Невдалеке на камнях я замечаю шевелящуюся, неправильной формы, человеческую фигуру, нарушающую безлюдность горизонта; она, в своём собственном, отгороженном ото всех мирке, откидывается назад, загорая на солнце. Я быстро втягиваю голову назад, словно мой взгляд может нарушить совершенный покой и окружающий мир этого человека. На противоположной стороне только тихая скука гавани, лодки, качающиеся вдоль набережной и бескрайнее море за дамбой. Загорающая фигура притягивает меня, словно магнит; кажется, что между мной и ней протянулись невидимые нити. Нити, которые дергают меня и вибрируют, грозя порваться.
Недолго думая, я поднимаюсь над сваями, внезапно возвышаясь как перст над торопливыми волнами. Ухватившись за столбы, я балансирую на камнях. Время от времени вода врывается между камнями и подбрасывает высоко в воздух белые хлопья пены. Загорающий заметил меня и повернулся; он что-то крикнул, но слова развеялись ветром: это солдат.
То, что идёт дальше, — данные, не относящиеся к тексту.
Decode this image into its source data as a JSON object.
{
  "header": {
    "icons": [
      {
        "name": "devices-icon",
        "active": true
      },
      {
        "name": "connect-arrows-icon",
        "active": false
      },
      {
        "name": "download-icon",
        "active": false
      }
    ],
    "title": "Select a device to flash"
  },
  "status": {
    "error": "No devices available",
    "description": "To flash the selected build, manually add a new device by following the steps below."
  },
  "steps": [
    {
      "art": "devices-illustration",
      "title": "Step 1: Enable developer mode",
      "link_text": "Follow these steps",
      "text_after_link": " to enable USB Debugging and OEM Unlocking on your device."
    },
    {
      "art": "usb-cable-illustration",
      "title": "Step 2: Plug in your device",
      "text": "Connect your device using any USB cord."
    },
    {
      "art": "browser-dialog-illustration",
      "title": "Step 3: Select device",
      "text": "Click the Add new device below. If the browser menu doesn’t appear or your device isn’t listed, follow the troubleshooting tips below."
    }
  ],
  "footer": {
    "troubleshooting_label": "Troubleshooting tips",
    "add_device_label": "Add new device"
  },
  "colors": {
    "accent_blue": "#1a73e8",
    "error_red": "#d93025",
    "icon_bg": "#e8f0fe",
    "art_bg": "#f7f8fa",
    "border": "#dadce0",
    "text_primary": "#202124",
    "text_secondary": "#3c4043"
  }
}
Он лежит, растянувшись на валуне и улыбается мне, прищуривая глаза. Когда я подхожу совсем близко, он протягивает мне руку, которую я хватаю и сразу же отпускаю.
«Hello, good morning»[23].
Теперь нужно идти дальше, словно у моего пути есть цель впереди. Но его рука хватает меня за лодыжку и я останавливаюсь.
«No, no. Where you go?»[24]
Он тянет меня за ногу, вынуждая приблизиться к нему. На нём только спортивные трусы защитного цвета.
«Sit», говорит он, «sit down»[25].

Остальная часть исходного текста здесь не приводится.